I want my self hosted things to use https. For example, I have Jellyfin installed via docker, and I want it to use https instead of http.

I don’t care about necessarily doing this the “right” way, as I won’t be making Jellyfin or any other service public, and will only be using it on my local network.

What is the easiest way to do this? Assume everything I host is in docker. Also a link to a tutorial would be great.

Thanks!

  • @hperrin@lemmy.worldEnglish
    3811 months ago

    The easiest way to do it is to do it the right way with LetsEncrypt. The hardest way to do it is the wrong way, where you create your own CA, import it as a root CA into all of the machines you’ll be accessing your servers from, then create and sign your own certs using your CA to use in your servers.

    • @TCB13@lemmy.worldEnglish
      1111 months ago

      Yes, LetsEncrypt with DNS-01 challenge is the easiest way to go. Be it a single wildcard for all hosts or not.

      Running a CA is cool however, just be aware of the risks involved with running your own CA.

      You’re adding a root certificate to your systems that will effectively accept any certificate issued with your CA’s key. If your PK gets stolen somehow and you don’t notice it, someone might be issuing certificates that are valid for those machines. Also real CA’s also have ways to revoke certificates that are checked by browsers (OCSP and CRLs), they may employ other techniques such as cross signing and chains of trust. All those make it so a compromised certificate is revoked and not trusted by anyone after the fact.

    • @philpo@feddit.deEnglish
      211 months ago

      Yeah. Exactly how I do it. .casa domain to distinguish it from my other domains, DNS challenge and I am good.

      Proxmox and OPN Sense work with it themselves, for everything else I use NPM on Proxmox. Couldn’t be more happy with that solution.

  • @doodledup@lemmy.worldEnglish
    1011 months ago

    Nginx Proxy Manager is awesome for managing certificates. I have all of my services running behind it.

    • qazEnglish
      211 months ago

      I also use this and can recommend it

    • @Tinkerer@lemmy.caEnglish
      111 months ago

      I do this too, have acls setup for my main LAN ips and all my internal hosts setup in opnsense in hosts override so they get redirected to NPM. Not sure if this is the correct way but it gives me all valid certificates. You could also do domain override and redirect just that domain to your NPM.

    • @jonno@discuss.tchncs.deEnglish
      511 months ago

      Or use caddy with a dns challenge. No need to open any ports and just use it completely locally without any annoying warning.

  • @cmnybo@discuss.tchncs.deEnglish
    411 months ago

    I just add my CA to my devices and use self signed certificates for stuff on my LAN. I don’t want to go through all the trouble of using lets encrypt for something that’s not accessible from the internet.

    • @TCB13@lemmy.worldEnglish
      411 months ago

      Just be aware of the risks involved with running your own CA.

      You’re adding a root certificate to your systems that will effectively accept any certificate issued with your CA’s key. If your PK gets stolen somehow and you don’t notice it, someone might be issuing certificates that are valid for those machines. Also real CA’s also have ways to revoke certificates that are checked by browsers (OCSP and CRLs), they may employ other techniques such as cross signing and chains of trust. All those make it so a compromised certificate is revoked and not trusted by anyone after the fact.

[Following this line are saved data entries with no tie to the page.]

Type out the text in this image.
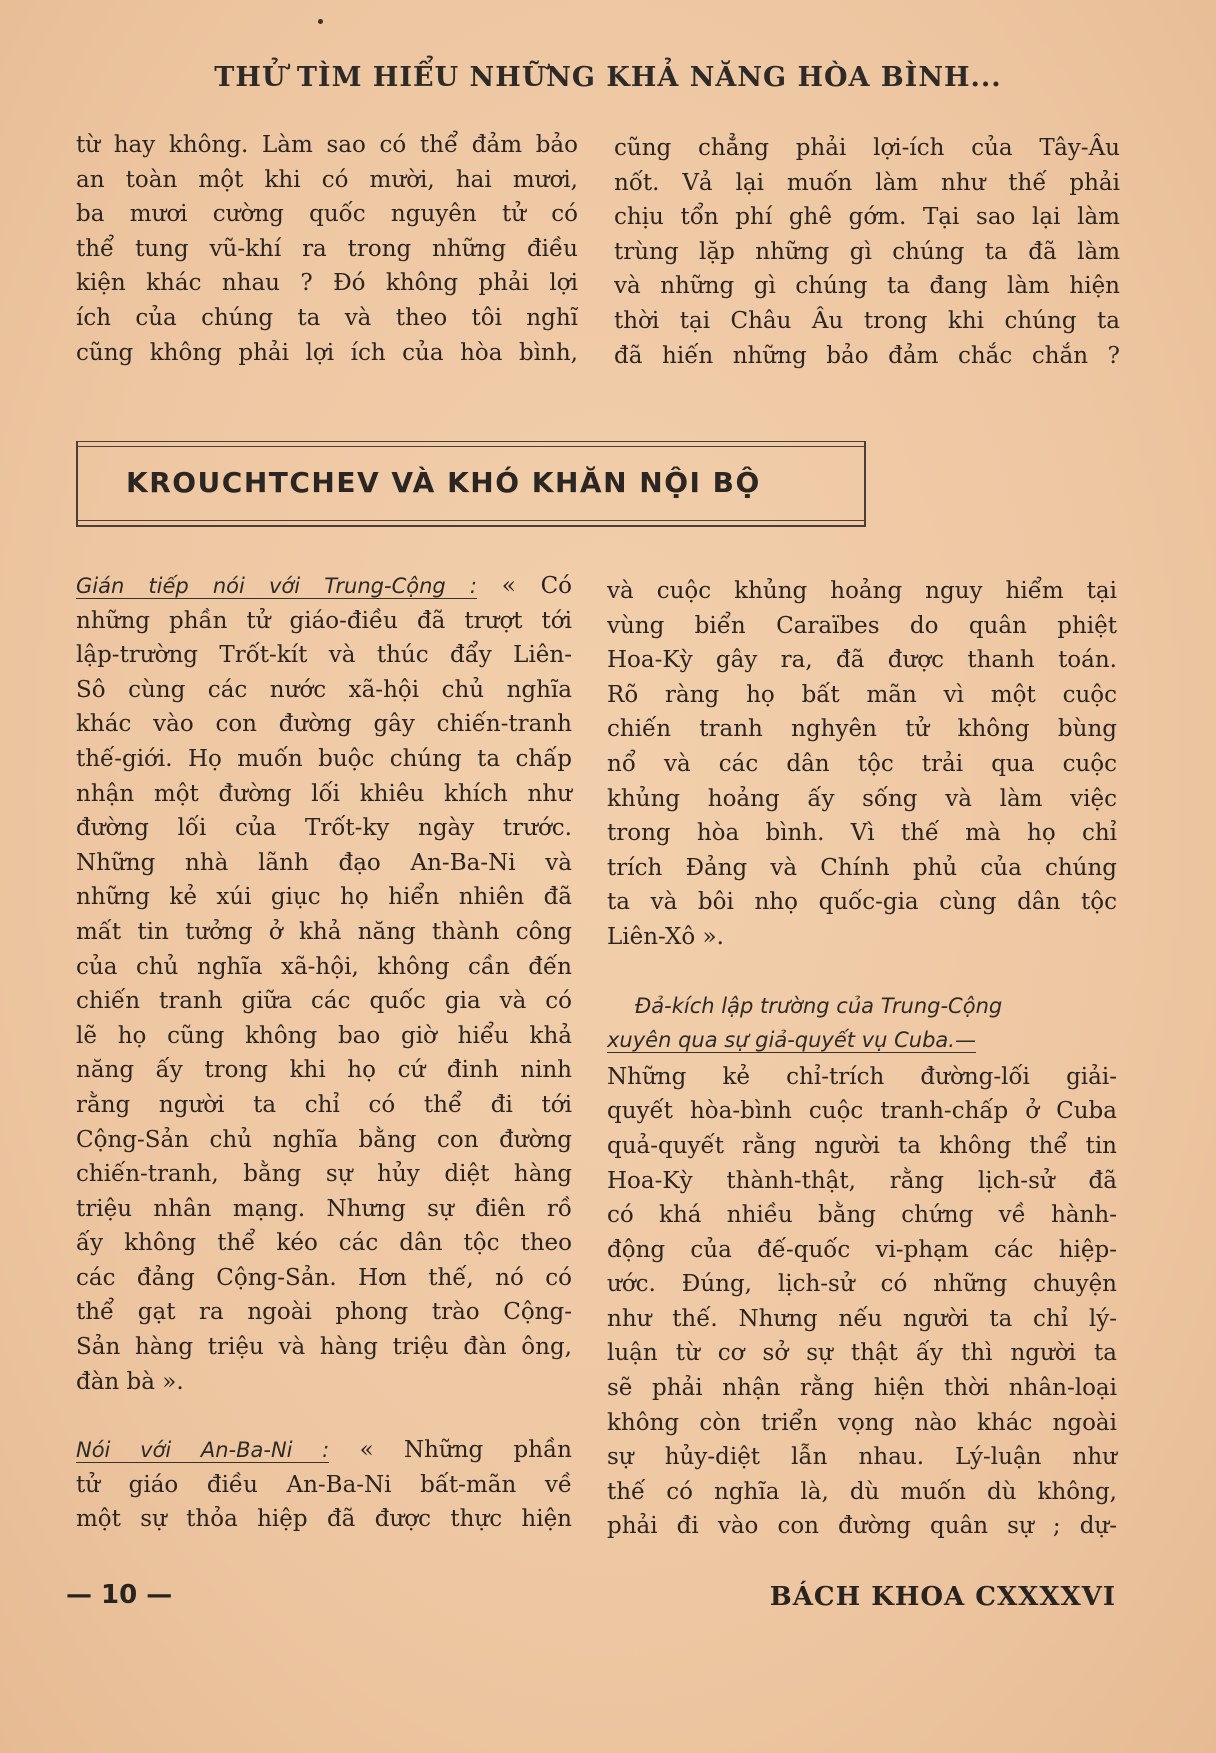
THỬ TÌM HIỂU NHỮNG KHẢ NĂNG HÒA BÌNH...
từ hay không. Làm sao có thể đảm bảo
an toàn một khi có mười, hai mươi,
ba mươi cường quốc nguyên tử có
thể tung vũ-khí ra trong những điều
kiện khác nhau ? Đó không phải lợi
ích của chúng ta và theo tôi nghĩ
cũng không phải lợi ích của hòa bình,
cũng chẳng phải lợi-ích của Tây-Âu
nốt. Vả lại muốn làm như thế phải
chịu tổn phí ghê gớm. Tại sao lại làm
trùng lặp những gì chúng ta đã làm
và những gì chúng ta đang làm hiện
thời tại Châu Âu trong khi chúng ta
đã hiến những bảo đảm chắc chắn ?
KROUCHTCHEV VÀ KHÓ KHĂN NỘI BỘ
Gián tiếp nói với Trung-Cộng : « Có
những phần tử giáo-điều đã trượt tới
lập-trường Trốt-kít và thúc đẩy Liên-
Sô cùng các nước xã-hội chủ nghĩa
khác vào con đường gây chiến-tranh
thế-giới. Họ muốn buộc chúng ta chấp
nhận một đường lối khiêu khích như
đường lối của Trốt-ky ngày trước.
Những nhà lãnh đạo An-Ba-Ni và
những kẻ xúi giục họ hiển nhiên đã
mất tin tưởng ở khả năng thành công
của chủ nghĩa xã-hội, không cần đến
chiến tranh giữa các quốc gia và có
lẽ họ cũng không bao giờ hiểu khả
năng ấy trong khi họ cứ đinh ninh
rằng người ta chỉ có thể đi tới
Cộng-Sản chủ nghĩa bằng con đường
chiến-tranh, bằng sự hủy diệt hàng
triệu nhân mạng. Nhưng sự điên rồ
ấy không thể kéo các dân tộc theo
các đảng Cộng-Sản. Hơn thế, nó có
thể gạt ra ngoài phong trào Cộng-
Sản hàng triệu và hàng triệu đàn ông,
đàn bà ».
Nói với An-Ba-Ni : « Những phần
tử giáo điều An-Ba-Ni bất-mãn về
một sự thỏa hiệp đã được thực hiện
và cuộc khủng hoảng nguy hiểm tại
vùng biển Caraïbes do quân phiệt
Hoa-Kỳ gây ra, đã được thanh toán.
Rõ ràng họ bất mãn vì một cuộc
chiến tranh nghyên tử không bùng
nổ và các dân tộc trải qua cuộc
khủng hoảng ấy sống và làm việc
trong hòa bình. Vì thế mà họ chỉ
trích Đảng và Chính phủ của chúng
ta và bôi nhọ quốc-gia cùng dân tộc
Liên-Xô ».
Đả-kích lập trường của Trung-Cộng
xuyên qua sự giả-quyết vụ Cuba.—
Những kẻ chỉ-trích đường-lối giải-
quyết hòa-bình cuộc tranh-chấp ở Cuba
quả-quyết rằng người ta không thể tin
Hoa-Kỳ thành-thật, rằng lịch-sử đã
có khá nhiều bằng chứng về hành-
động của đế-quốc vi-phạm các hiệp-
ước. Đúng, lịch-sử có những chuyện
như thế. Nhưng nếu người ta chỉ lý-
luận từ cơ sở sự thật ấy thì người ta
sẽ phải nhận rằng hiện thời nhân-loại
không còn triển vọng nào khác ngoài
sự hủy-diệt lẫn nhau. Lý-luận như
thế có nghĩa là, dù muốn dù không,
phải đi vào con đường quân sự ; dự-
— 10 —	BÁCH KHOA CXXXXVI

      For what’s worth, LetsEncrypt with DNS-01 challenge is way easier to deploy and maintain in your internal hosts than adding a CA and dealing with all the devices that might not like custom CAs. Also more secure.

    • @catloaf@lemm.eeEnglish
      311 months ago

      This is the most permanent solution. You can generate valid and trusted certs for as long as you want. Let’s Encrypt is great, but you also have to configure the automation to keep renewing the certs every 30 days.

    • @postnataldrip@lemmy.worldEnglish
      111 months ago

      If you mean signed by your CA then this is me too, albeit with an intermediate CA in the middle (honestly pointless in my case, but old habits etc).

      I don’t host anything externally and trusting the CA certs internally is easy as Ionly need to do it on a handful of devices. This + reverse proxy keeps things tidy and uncomplicated.